历劫依旧是一副手足无措的样子,沈衣雪似乎想明白了些什么,反正只要有他,她总是无比心安,因此敬业不急着询问此刻的处境,反而是饶有兴趣地将历劫此刻的窘态再次打量了一遍。
然后才板起脸,一指他手中的伽蓝冰魄针,然后一脸无辜地眨了眨眼睛:“你在做什么?”
历劫楞了楞,他以为这个丫头看到他会哭,释放这些时日以来心中的委屈;会笑,表达此刻心中的喜悦;甚至会扑上来捶打他一顿,然后孩子气地赖在他的怀里不肯出来,再将眼泪鼻涕都擦到他胸前的衣襟上。或者是打量一下四周,问一句这里是什么地方,她是如何到这里来的。之后再质问他这些时日都去了哪里,为何始终不去找她之类云云。

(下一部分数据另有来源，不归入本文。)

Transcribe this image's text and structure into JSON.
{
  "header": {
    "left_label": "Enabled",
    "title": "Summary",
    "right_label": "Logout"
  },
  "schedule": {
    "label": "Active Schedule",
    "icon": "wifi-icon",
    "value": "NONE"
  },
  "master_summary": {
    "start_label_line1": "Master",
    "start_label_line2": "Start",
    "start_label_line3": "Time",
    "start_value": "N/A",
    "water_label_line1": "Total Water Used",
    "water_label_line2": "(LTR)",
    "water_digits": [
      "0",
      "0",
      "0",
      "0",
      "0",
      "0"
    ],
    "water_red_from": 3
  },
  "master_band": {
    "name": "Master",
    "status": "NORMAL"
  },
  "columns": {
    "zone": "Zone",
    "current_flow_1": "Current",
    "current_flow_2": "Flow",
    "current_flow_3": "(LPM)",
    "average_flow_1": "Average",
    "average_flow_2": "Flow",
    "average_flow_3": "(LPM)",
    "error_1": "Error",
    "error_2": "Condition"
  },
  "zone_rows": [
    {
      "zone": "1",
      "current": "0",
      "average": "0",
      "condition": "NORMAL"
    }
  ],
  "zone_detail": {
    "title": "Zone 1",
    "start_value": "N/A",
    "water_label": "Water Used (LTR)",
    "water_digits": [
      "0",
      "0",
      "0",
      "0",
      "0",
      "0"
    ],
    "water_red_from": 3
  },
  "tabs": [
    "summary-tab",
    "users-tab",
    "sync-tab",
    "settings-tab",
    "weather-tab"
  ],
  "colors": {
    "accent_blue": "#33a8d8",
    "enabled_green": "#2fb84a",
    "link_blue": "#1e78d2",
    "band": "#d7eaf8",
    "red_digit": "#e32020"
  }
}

他甚至都已经做好的准备,却不料沈衣雪开口的第一句话,竟然是问他在做什么?
他在做什么呢?
他左手捏着人家的伽蓝冰魄针,右手握着人家的一缕秀发,这是在做什么呢?
历劫将这个问题,在心里又重复了一遍,然后那张清秀的脸,慢慢地,慢慢地,就变得通红,好像天边的火烧云!
他的窘态,再次让沈衣雪莞尔,等了许久,不见对方回答。女子的眼底深处浮出一抹狡黠,随即朝着历劫一伸手:“该还给我了么?”
“还你?”历劫又楞了一下,这才慌忙将手中的伽蓝冰魄针放到女子莹白中泛着粉色微光的掌心,不料沈衣雪却突然将手收了回去,历劫这一放,也就放了个空。
他一愣,不解地看着对面笑得无比狡黠的女子:“丫头?”
沈衣雪却早已垂下眼睑,长而卷翘的睫毛遮住了眼底的狡黠,如同花瓣一般的樱唇微张:“原本你想要将它‘放’在哪里?”